In January, the job market was strong. This is a major cause of inflation, since rising wages can keep prices high. And it could hurt stock prices because the Fed wouldn’t be able to stop raising interest rates. Economists think that the unemployment rate in February will be 3.4%, the same as in January. After a sudden jump of 517,000 jobs a month ago, growth in nonfarm payrolls is expected to slow down to 215,000. But in the end, it all comes down to wages and whether or not the Fed thinks they are slowing fast enough to bring down inflation.
Data on Inflation
After a big jump at the beginning of the year, the consumer price index reading for February is very important. Any sign that inflation isn’t going away could make the Fed raise rates even more than was already expected. The expected CPI for February is 6%, which is better than January’s 6.4%. Core CPI, which takes out the volatile food and energy parts and is seen as a better indicator of underlying trends than the headline measure, is expected to rise 5.4% from February 2022 to February 2022 and 0.4% from February 2022 to February 2022. The Fed’s goal for inflation, which is not just based on the CPI, is 2%.

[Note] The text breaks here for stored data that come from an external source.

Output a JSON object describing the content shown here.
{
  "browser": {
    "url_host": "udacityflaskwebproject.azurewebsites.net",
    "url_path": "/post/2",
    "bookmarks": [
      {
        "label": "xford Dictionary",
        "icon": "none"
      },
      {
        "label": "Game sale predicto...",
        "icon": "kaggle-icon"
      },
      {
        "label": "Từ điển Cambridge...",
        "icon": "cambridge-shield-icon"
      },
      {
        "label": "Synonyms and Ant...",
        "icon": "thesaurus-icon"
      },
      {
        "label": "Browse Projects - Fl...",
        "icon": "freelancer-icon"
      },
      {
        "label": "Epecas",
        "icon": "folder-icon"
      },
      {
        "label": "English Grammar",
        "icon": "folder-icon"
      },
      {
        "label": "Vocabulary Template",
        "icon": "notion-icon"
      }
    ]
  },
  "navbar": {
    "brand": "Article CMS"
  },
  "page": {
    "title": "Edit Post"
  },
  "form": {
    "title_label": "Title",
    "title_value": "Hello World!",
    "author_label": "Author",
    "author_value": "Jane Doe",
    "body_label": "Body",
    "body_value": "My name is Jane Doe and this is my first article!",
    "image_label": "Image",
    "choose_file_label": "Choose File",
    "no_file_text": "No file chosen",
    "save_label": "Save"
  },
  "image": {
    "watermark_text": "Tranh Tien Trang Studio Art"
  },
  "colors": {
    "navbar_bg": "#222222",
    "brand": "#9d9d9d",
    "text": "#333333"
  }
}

The market thinks that interest rates will peak in September at 5.4%, which is almost 1% more than the current effective federal funds rate. Traders are getting ready for the possibility that the Fed will start raising rates by a lot again. Overnight index swaps are pricing in a tightening of about 31 basis points later this month.
Obviously, what the Fed thinks will happen in the future and what Powell says after the decision will affect how the market feels. But Michael Antonelli, a market strategist at Baird, says that big misses, like inflation readings that are much higher than expected, would stop the stock market from trying to recover.
Antonelli said in a phone interview, “If the terminal rate goes from 5% to 5.5%, that will be a headwind, but it won’t crash the stock market like it did last year.” “Last year, we didn’t know what the worst-case scenarios would look like, but this year, there are fewer possible outcomes. And that’s what investors like.”